Rather, it’s the events that accompanied two years of losing that continue to be alarming in retrospect.

The Bucs confronted an outbreak of staph infection (or MRSA) during Schiano’s term, and although that itself can hardly be blamed on him, his response to it brought harsh criticism. Kicker Lawrence Tynes underwent toe surgery and Schiano told reporters he was “responding well” to treatment. That drew a response from Tynes’ wife, Amanda, who tweeted a photo of her husband with an IV in his arm. “I hear my husband is responding ‘well’ to treatment,” she wrote. “LOL! He’s NOT responding at all yet. This is our #bucslife.”

The Bucs made it worse by putting Tynes on the non-football injury list, which guaranteed his base salary but withheld additional benefits.

“I come up with MRSA and it’s a non-football injury?” Tynes asked Fox Sports in 2013. “They’re basically trying to exonerate themselves of this, and I’m not going to allow it to happen.”

Tynes sued and eventually reached an undisclosed settlement with the Bucs this past February.

Then there was the spiral of once-promising quarterback Josh Freeman, who had an exciting start to his career and couldn’t take the next step under Schiano after a 27-touchdown 2012 season. A divorce between player and coach got public when Freeman missed a team photo and rumors flew that the head coach rigged the team captain vote to leave the quarterback out. Then, worst of all, Freeman’s confidential medical information was leaked, which led to an NFLPA investigation. That inquiry went on and on (and on), but the union contended it had information showing Schiano discussed that personal information with Bucs teammates. Schiano emphatically denied wrongdoing, and it’s possible the leak came from elsewhere, but it was another example of a leader who couldn’t lead. And, perhaps even more troubling, Schiano was a coach who couldn’t handle a crisis. He won 11 games over two seasons, and the two-win team under replacement Lovie Smith is also an indication of how shipwrecked the Bucs were.

Tynes and Freeman are both out of football now. Is it fair to blame Schiano? That’s debatable. But it is fair to say that every head coach is trusted with bringing a group together and making individual players better. That hardly happened in Tampa. The word “mutiny” was thrown around in the media before Schiano’s ouster after the 2013 season, and not many rushed to cast that descriptor aside as hyperbole. After the last, lost season was over, Darrelle Revis flatly stated, “Guys didn’t like coming to work.” He reportedly signed a jersey for a Bucs executive that said, “Thanks for letting me leave.”

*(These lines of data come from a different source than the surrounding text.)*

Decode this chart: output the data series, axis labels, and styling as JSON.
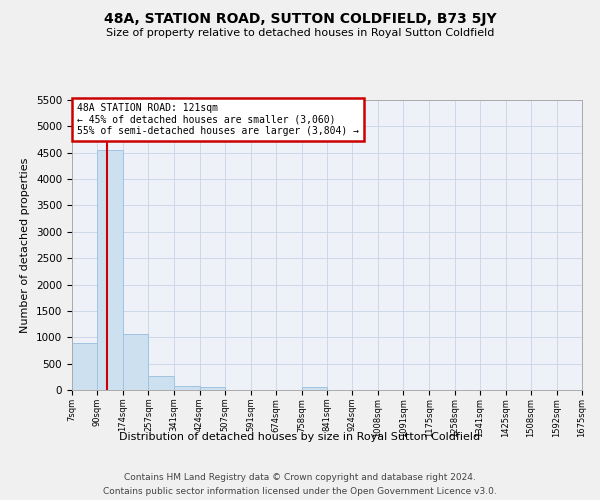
{
  "title": "48A, STATION ROAD, SUTTON COLDFIELD, B73 5JY",
  "subtitle": "Size of property relative to detached houses in Royal Sutton Coldfield",
  "xlabel": "Distribution of detached houses by size in Royal Sutton Coldfield",
  "ylabel": "Number of detached properties",
  "footnote1": "Contains HM Land Registry data © Crown copyright and database right 2024.",
  "footnote2": "Contains public sector information licensed under the Open Government Licence v3.0.",
  "bin_edges": [
    7,
    90,
    174,
    257,
    341,
    424,
    507,
    591,
    674,
    758,
    841,
    924,
    1008,
    1091,
    1175,
    1258,
    1341,
    1425,
    1508,
    1592,
    1675
  ],
  "bar_heights": [
    900,
    4550,
    1060,
    270,
    80,
    60,
    0,
    0,
    0,
    60,
    0,
    0,
    0,
    0,
    0,
    0,
    0,
    0,
    0,
    0
  ],
  "bar_color": "#cce0f0",
  "bar_edgecolor": "#a0c4e0",
  "grid_color": "#c8d4e8",
  "bg_color": "#eef2f8",
  "fig_bg_color": "#f0f0f0",
  "vline_x": 121,
  "vline_color": "#cc0000",
  "annotation_text": "48A STATION ROAD: 121sqm\n← 45% of detached houses are smaller (3,060)\n55% of semi-detached houses are larger (3,804) →",
  "annotation_box_color": "#cc0000",
  "ylim": [
    0,
    5500
  ],
  "yticks": [
    0,
    500,
    1000,
    1500,
    2000,
    2500,
    3000,
    3500,
    4000,
    4500,
    5000,
    5500
  ],
  "tick_labels": [
    "7sqm",
    "90sqm",
    "174sqm",
    "257sqm",
    "341sqm",
    "424sqm",
    "507sqm",
    "591sqm",
    "674sqm",
    "758sqm",
    "841sqm",
    "924sqm",
    "1008sqm",
    "1091sqm",
    "1175sqm",
    "1258sqm",
    "1341sqm",
    "1425sqm",
    "1508sqm",
    "1592sqm",
    "1675sqm"
  ]
}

Maybe this is indicative of a difference in college culture versus the pros. Maybe Schiano’s hard-charging ways work on one level and not the next level. But the 11 years since Schiano’s 11-2 season in New Jersey is a long time in coaching, and today’s college athletes may not fall in line the way the Rutgers players did. It’s not a sure bet to assume they will.

Coaches evolve and grow, just like the rest of us. Schiano has surely softened his manner over time. But let’s face it: The kind of failure Schiano authored in Tampa is rare. It raises questions beyond his ability to draw up a scheme or evaluate personnel. There are plenty of head coaches who get only one shot, do better than Schiano did, and don’t get another lucrative gig. Beyond the Penn State situation, there were a lot of questions about Schiano’s regime in Tampa that never got fully answered. And when you’re making a multi-million dollar investment in one person to be the face of a university, all of the questions better have ready answers.

What the Vols fans did Sunday is not exactly rational and not exactly healthy. But that doesn’t mean their reservations about Schiano are unwarranted.